Günlük enerjinin %50-60’ının karbonhidrattan, %15 kadarının ise proteinlerden alınması önerilmektedir. Bununla birlikte, günlük posa alımının 20-30 gram kadar olması ve bitkisel sterollerin ise hastaya 2 g/kg kadar önerilmesi gerektiği vurgulanmaktadır. Bununla birlikte niasin (B3 vitamini) alınması LDL’yi düşürücü etkisinden dolayı önerilmektedir. Ayrıca, omega 3 miktarının da yeterli düzeyde alınması önerilmektedir.
Aygün , A., Güvenç , H., Kocabay , K., & Akarsu, S. (1993). İki Kardeşte Tip V Hiperlipoproteinemi. T Klin Pediatri.
Grundy, S. M., Cleeman, J. I., Merz, C. N., & H. Bryan Brewer. (2004). Implications of Recent Clinical Trials for the National Cholesterol Education Program. Circulation.

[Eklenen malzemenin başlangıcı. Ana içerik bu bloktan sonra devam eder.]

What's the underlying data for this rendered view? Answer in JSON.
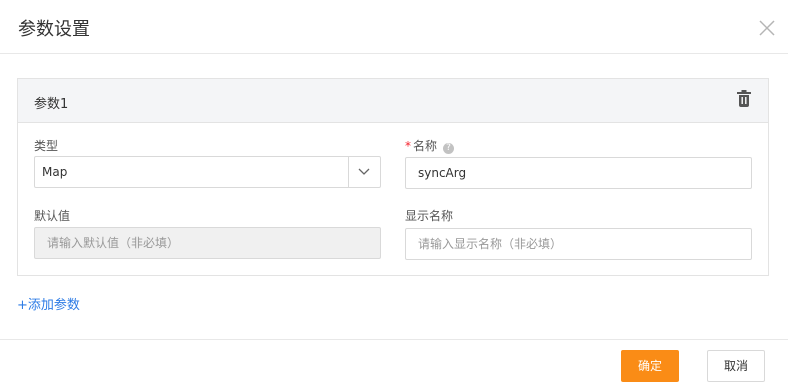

Komşuoğlu , B. (1992). Hipertrigliseridemilerin Riski ve Tedavisi. Türk Kardiyol Dern Arş.
Türkiye Endokrinoloji ve Metabolizma Derneği. (2016). Lipid Metabolizma Bozuklukları Tanı Ve Tedavi Kılavuzu.
Yalçın , A., & Çetin, M. (2000). Plazma Lipoproteinleri ve Klinik Önemi. J Fac Vet Med.